Consumi: la guerra in Ucraina e il caro vita tengono il PIL sotto il 3%

L'analisi del Centro studi di Unimpresa sottolinea come i consumi e la crescita economica del Paese stiano soffrendo a causa della guerra.

Consumi: la guerra in Ucraina e il caro vita tengono il PIL sotto il 3%

Alla titubante ripresa dai due anni di pandemia, macchiata da un’inflazione galoppante, aggiungiamo tutte le incertezze per il futuro legate allo scoppio della guerra in Ucraina e il caro vita, che coinvolge i prezzi dei prodotti alimentari e di luce, gas e carburante: non sorprende, dati alla mano, vedere che i consumi e la crescita economica dell’Italia hanno subito un calo per questo e il prossimo anno.

Scontrino spesa

Lo segnala il Centro studi di Unimpresa che sottolinea come a gennaio, quando il conflitto ancora non era iniziato, le vendite al dettaglio già avevano subito una contrazione dello 0,5% su base mensile a causa della flessione sull’acquisto di beni alimentari (-0,1%) e non (-0,8%). Ora che la situazione si è complicata ulteriormente, le stime della crescita del PIL si tengono al di sotto della soglia del 3% e, considerando che il conflitto pare ben lontano dalla risoluzione, ci si aspetta che i combattimenti eroderanno un altro punto e mezzo percentuale di crescita.

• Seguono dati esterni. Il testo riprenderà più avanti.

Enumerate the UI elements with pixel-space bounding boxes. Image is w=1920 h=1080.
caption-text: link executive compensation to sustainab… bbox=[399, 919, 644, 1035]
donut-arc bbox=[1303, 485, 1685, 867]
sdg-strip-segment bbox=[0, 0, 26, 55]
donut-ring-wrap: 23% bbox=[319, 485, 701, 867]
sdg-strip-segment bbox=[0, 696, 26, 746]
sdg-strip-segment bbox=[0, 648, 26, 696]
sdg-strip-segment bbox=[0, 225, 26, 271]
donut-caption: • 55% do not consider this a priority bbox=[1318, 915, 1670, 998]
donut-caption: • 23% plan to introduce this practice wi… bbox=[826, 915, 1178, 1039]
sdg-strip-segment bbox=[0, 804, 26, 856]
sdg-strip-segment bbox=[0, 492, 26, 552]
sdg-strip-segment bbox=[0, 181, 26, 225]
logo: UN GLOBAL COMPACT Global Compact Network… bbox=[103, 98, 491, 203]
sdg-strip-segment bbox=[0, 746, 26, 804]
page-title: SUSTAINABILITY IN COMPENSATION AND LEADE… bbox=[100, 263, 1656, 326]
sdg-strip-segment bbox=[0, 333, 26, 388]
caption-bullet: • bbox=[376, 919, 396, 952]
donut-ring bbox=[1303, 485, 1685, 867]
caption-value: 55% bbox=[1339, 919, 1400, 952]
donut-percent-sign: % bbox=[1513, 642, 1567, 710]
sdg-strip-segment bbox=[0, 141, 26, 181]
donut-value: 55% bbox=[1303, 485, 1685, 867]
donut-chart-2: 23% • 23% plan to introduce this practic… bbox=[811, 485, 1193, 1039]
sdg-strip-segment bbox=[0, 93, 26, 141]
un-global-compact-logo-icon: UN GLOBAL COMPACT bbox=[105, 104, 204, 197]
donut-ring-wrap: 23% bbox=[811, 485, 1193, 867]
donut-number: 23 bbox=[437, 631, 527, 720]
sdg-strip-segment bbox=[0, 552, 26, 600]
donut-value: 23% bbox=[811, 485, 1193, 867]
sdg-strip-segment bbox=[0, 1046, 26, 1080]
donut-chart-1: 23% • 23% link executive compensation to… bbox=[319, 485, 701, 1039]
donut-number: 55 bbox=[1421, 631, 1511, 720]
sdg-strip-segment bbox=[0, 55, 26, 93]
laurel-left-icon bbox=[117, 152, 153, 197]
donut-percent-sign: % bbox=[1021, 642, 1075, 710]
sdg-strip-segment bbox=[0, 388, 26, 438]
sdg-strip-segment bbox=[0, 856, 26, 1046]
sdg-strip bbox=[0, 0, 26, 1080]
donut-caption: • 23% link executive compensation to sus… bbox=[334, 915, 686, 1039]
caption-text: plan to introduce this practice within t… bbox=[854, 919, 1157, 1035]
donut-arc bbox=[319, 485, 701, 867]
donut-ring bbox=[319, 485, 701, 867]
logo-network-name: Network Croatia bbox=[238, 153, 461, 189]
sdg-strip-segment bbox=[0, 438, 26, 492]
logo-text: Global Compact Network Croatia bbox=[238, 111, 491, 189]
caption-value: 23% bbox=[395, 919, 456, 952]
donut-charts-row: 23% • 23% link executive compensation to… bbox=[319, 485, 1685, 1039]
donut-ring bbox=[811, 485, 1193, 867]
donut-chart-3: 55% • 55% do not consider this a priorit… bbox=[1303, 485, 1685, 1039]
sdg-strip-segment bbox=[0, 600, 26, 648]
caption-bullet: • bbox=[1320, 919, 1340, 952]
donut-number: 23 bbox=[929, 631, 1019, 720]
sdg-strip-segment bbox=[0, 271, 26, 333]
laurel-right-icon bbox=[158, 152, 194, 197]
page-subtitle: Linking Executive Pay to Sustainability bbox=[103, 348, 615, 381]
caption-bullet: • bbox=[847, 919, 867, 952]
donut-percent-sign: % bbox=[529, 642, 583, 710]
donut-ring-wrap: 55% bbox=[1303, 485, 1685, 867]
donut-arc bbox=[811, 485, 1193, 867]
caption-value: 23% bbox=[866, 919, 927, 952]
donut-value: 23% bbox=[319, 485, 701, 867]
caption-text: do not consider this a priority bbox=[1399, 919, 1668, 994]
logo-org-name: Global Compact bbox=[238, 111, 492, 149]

“In questo quadro, il fattore maggiormente negativo è il rincaro dei prezzi dei beni energetici: l’aumento del costo del gas, dell’energia elettrica e dei carburanti per i veicoli ha un duplice effetto sulla spesa delle famiglie, poiché incide sia aggredendo il reddito disponibile sia riducendo le prospettive di fiducia” ha spiegato il presidente di Unimpresa, Giovanna Ferrara. Commentando il decreto legge energia approvato due giorni fa dal Consiglio dei ministri, inoltre, Ferrara sottolinea come le misure siano “insufficienti per risolvere un problema sia da un punto di vista temporale sia da un punto di vista di importo.  Il decreto si fonda su un impianto alla “Robin Hood”, cioè con un prelievo fiscale aggiuntivo sugli extra profitti delle aziende che vendono prodotti energetici, ma questo tipo di interventi spesso si rivela poco efficace, forse fallimentari, oltre a calpestare palesemente le più elementari regole di mercato”.